Inside the CPA Exam: ‘Why Are You Not a Certified Public Accountant?’

Students frequently used to ask me, "Dr. Tapis, why are you not a CPA?" It was a valid question. Four other professional certifications I had earned helped me immensely earlier in my career when I worked for an IT and management consulting group of a regional public accounting firm in the US, but the fact that I had not earned the CPA credential was always on my mind.

I decided to use my spring sabbatical to take the CPA exam so I would not have to field that question again.

Three factors led me to that decision. First, as a member of the accounting faculty at my institution, I felt it was necessary to have a CPA license. Since we as educators consistently encourage students to take the CPA exam, it makes sense for us to hold the credential.

Second, preparing for and taking the exam in its current format provided me an opportunity to see exactly what a CPA exam candidate experiences—and the time and money that need to be invested to succeed.

Finally, I wanted to use the experience to develop new teaching approaches that would better prepare students to succeed in their ultimate goal: earning one of the most respected credentials in business.

The remainder of this article is organized as follows. First, I discuss two important lessons I learned from taking the CPA exam. Second, I discuss how studying for and taking the exam has affected my teaching.

Finally, I discuss how earning a CPA credential can lay the foundation for closing the gap between practitioners and academics.

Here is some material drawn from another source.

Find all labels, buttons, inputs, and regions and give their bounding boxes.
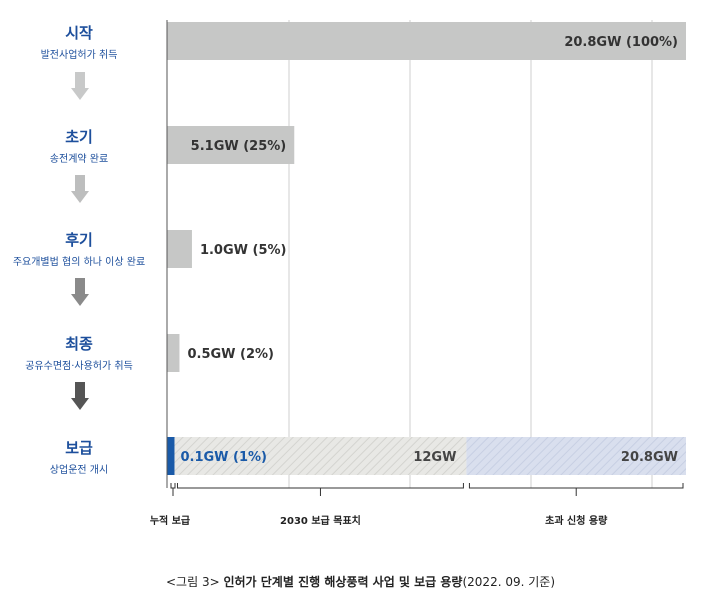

Preparing for the exam involves mastering different skills. The multiple-choice questions are conceptual and require calculations. The task-based simulation portion requires the application of the concepts

Lessons Learned

I learned two primary lessons from this experience:

  • Don't underestimate the difficulty of the exam
  • A significant amount of preparation time is required to pass the exam

These points cannot be stressed enough to accounting students, and it is important for educators to communicate them throughout students' entire accounting program. Many students contact me after taking their first CPA exam section, shocked at the difficulty and amount of study time required.

There is no getting around the fact that the Uniform CPA Examination in the US is difficult. Some professional examinations focus on a plethora of topics, but lack depth. In contrast, the CPA exam focuses on a plethora of topics and is comprehensive in depth.

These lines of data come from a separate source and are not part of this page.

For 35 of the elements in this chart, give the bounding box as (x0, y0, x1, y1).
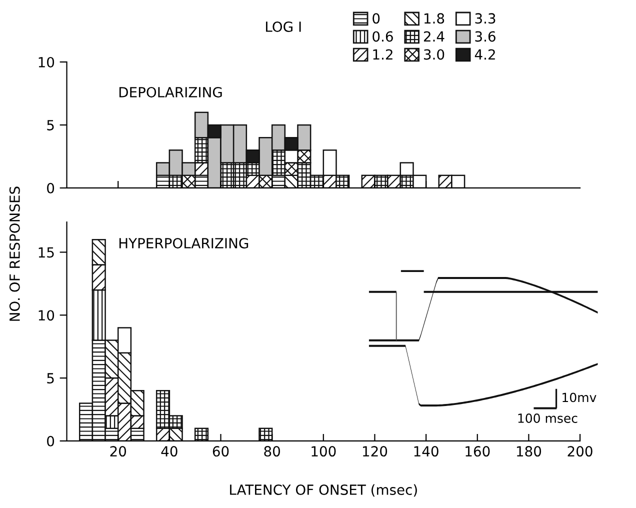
y-tick-label: 5 (47, 120, 54, 130)
legend-label: 3.3 (475, 13, 496, 24)
x-tick-label: 140 (414, 446, 438, 457)
y-tick-label: 10 (38, 56, 54, 68)
annotation: 100 msec (518, 414, 578, 423)
y-tick-label: 5 (47, 373, 54, 384)
bar (194, 428, 209, 441)
legend-label: 0.6 (372, 31, 393, 42)
y-tick-label: 0 (47, 436, 54, 446)
legend-label: 0 (372, 13, 380, 24)
x-tick-label: 100 (312, 446, 336, 457)
x-tick-label: 80 (264, 446, 280, 457)
y-tick-label: 15 (38, 247, 54, 258)
text: DEPOLARIZING (119, 86, 222, 98)
x-tick-label: 200 (568, 446, 592, 457)
x-tick-label: 20 (110, 446, 126, 457)
legend-label: 4.2 (474, 49, 495, 60)
x-tick-label: 40 (161, 446, 178, 457)
y-tick-label: 0 (47, 182, 54, 194)
x-axis-title: LATENCY OF ONSET (msec) (230, 484, 417, 497)
legend-label: 3.0 (424, 49, 444, 60)
x-tick-label: 160 (466, 446, 490, 457)
x-tick-label: 180 (516, 446, 542, 457)
y-axis-title: NO. OF RESPONSES (9, 186, 20, 321)
x-tick-label: 60 (212, 446, 229, 457)
annotation: 10mv (562, 392, 596, 402)
legend-label: 1.8 (424, 13, 444, 24)
text: HYPERPOLARIZING (119, 238, 248, 248)
x-tick-label: 120 (363, 446, 388, 457)
bar (258, 428, 273, 441)
legend-label: 3.6 (475, 31, 496, 42)
legend-label: 2.4 (424, 31, 444, 42)
legend-title: LOG I (266, 21, 301, 32)
y-tick-label: 10 (38, 310, 54, 321)
legend-label: 1.2 (373, 49, 392, 60)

This requires candidates to memorize and understand a tremendous amount of material. Preparing for each section of the CPA exam involves a significant investment of time. This is discussed more in the next section.

The exam's difficulty is evidenced by the passing percentages. For example, in 2014, the pass rates for the different sections ranged from a low of 46.35% (Auditing and Attestation) to a high of 55.46% (Business Environment and Concepts). When I began studying for the exam, the knowledge of the low pass rates motivated me to increase my time commitment and made clear the difficulty of the task ahead.

Financial Accounting and Reporting

The current exam format includes two three-hour sections (Regulation and Business Environment and Concepts) and two four-hour sections (Financial Accounting and Reporting, and Auditing and Attestation) consisting of both multiple-choice questions and task-based simulations. (Note that proposed changes to the exam that would take effect in 2017 would allot four hours for each section and increase the focus on task-based simulations.)

Preparing for the multiple-choice and the task-based simulation portions of the exam involves mastering different skills. The multiple-choice questions are conceptual and require calculations. The task-based simulation portion requires the application of the concepts.